The first aspect of lead-time is customer delivery lead-time: how long is the wait for a customer to get the parts back to its line – in a supermarket, you shouldn’t wait more than the travel time it takes to bring the parts back. Just-in-time is having the parts ready for the customer whenever he wants to pick them up. If the truck can come at any time during a eight hour slot, this probably means having more parts ready in advance more than strictly necessary: leaning this system would require discussing conveyance precision with the customer.

The point is that this is not about increasing finished good stock through more demand in the MRP. This is about holding the right stock at the right place, and making such decisions by understanding the customer lead-time and the production lead-time. The first issue with a just in-time system is having the right stocks at the right place and making sure there are only good parts in these stocks (when in doubt, protect the customer again with 100% final inspection).


The next step is looking at how good we are at predicting when parts will be ready for the next step. In most operations, it’s relatively easy to predict when parts enter the system – that’s the production schedule. But then, once in the pipe, all sorts of things happen and it’s hard to be certain about the order in which parts actually come out at the other end of the pipe. The second key exercise of lean is understanding this in detail – which involves controlling the lead-time of the process. We should be able to predict accurately when parts (or any kind of work) come out because we should know precisely the lead time of each part – and what kind of variation affects it.

Lead-time variation can be due to many sorts of instability, from scheduling decision (the MRP believes some parts are more urgent than others or a customer yells loudest) to machine instability (number 8 is down again) or labor instability (joe didn’t show up this morning) and so on. The lean exercise is to visualize such lead-time instabilities and try to work with the people on the ground to fix them. Kanban is a usufel tool to do so precisely because it’s so inflexible – and will show up variation by, essentially, stopping the process. In this sense, kanban is a great tool for kaizen.


Once the lead-time is more-or less under control, one usually understands better the key drivers for lead-time. Essentially, these are:


Experience show that as you control and then reduce your lead-time, waste will appear, and appear again, and again. Too many forklifts, too many people, too many parts in stock, too much capacity, too many equipments and so on. In reducing lead-time, you will also find many opportunities to use less equipment. For instance, by lowering the amount of stock in the warehouse, you can close the top racks, and no longer need the huge forklifts necessary to place large crates of material high-up, and so on.
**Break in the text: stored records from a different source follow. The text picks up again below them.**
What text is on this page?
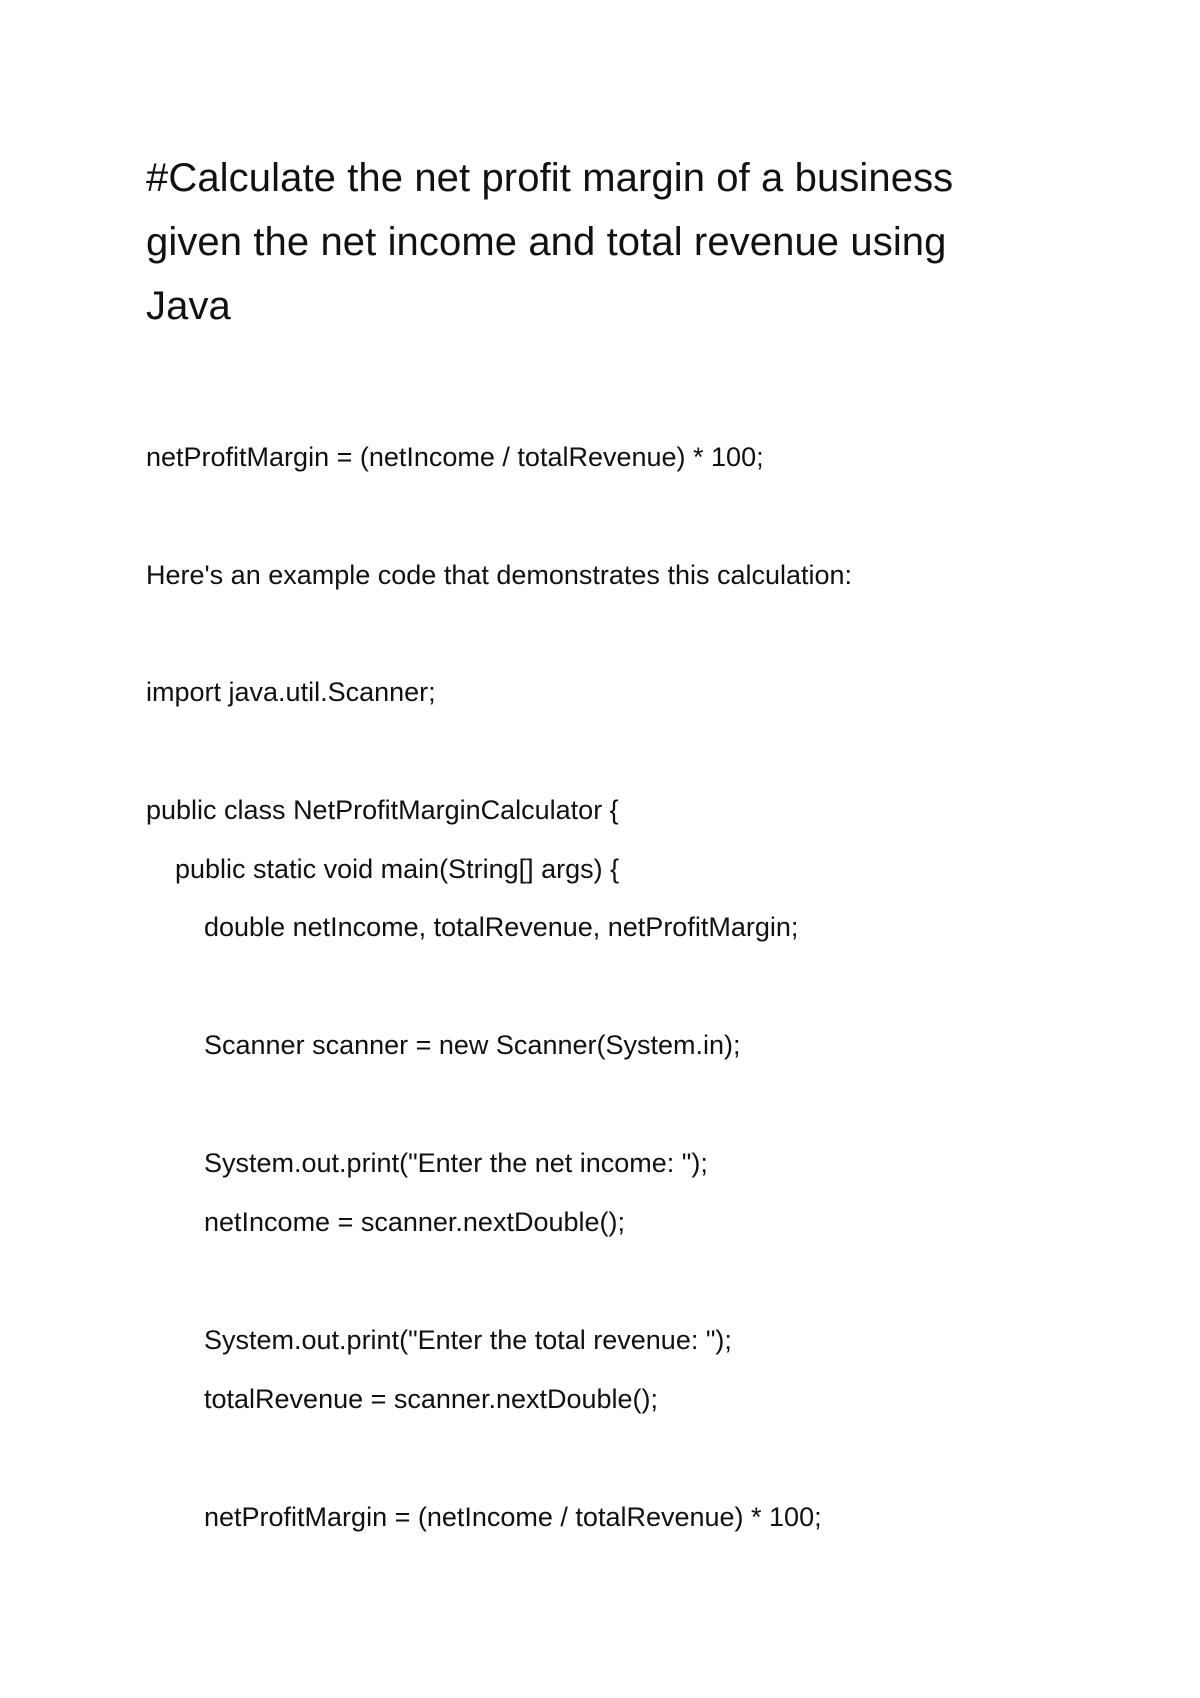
#Calculate the net profit margin of a business
given the net income and total revenue using
Java
netProfitMargin = (netIncome / totalRevenue) * 100;
Here's an example code that demonstrates this calculation:
import java.util.Scanner;
public class NetProfitMarginCalculator {
public static void main(String[] args) {
double netIncome, totalRevenue, netProfitMargin;
Scanner scanner = new Scanner(System.in);
System.out.print("Enter the net income: ");
netIncome = scanner.nextDouble();
System.out.print("Enter the total revenue: ");
totalRevenue = scanner.nextDouble();
netProfitMargin = (netIncome / totalRevenue) * 100;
The challenge of leaning a system is to also make it more reliable. Customer satisfaction is the number one aim of lean, and so we need to constantly make sure that quality and delivery are 100%. By having the stocks at the right place, we can then lower the water in the river and drive kaizen without affecting customers. To do so, managers need to learn to think in terms of lead-time: visualizing, controlling, and reducing.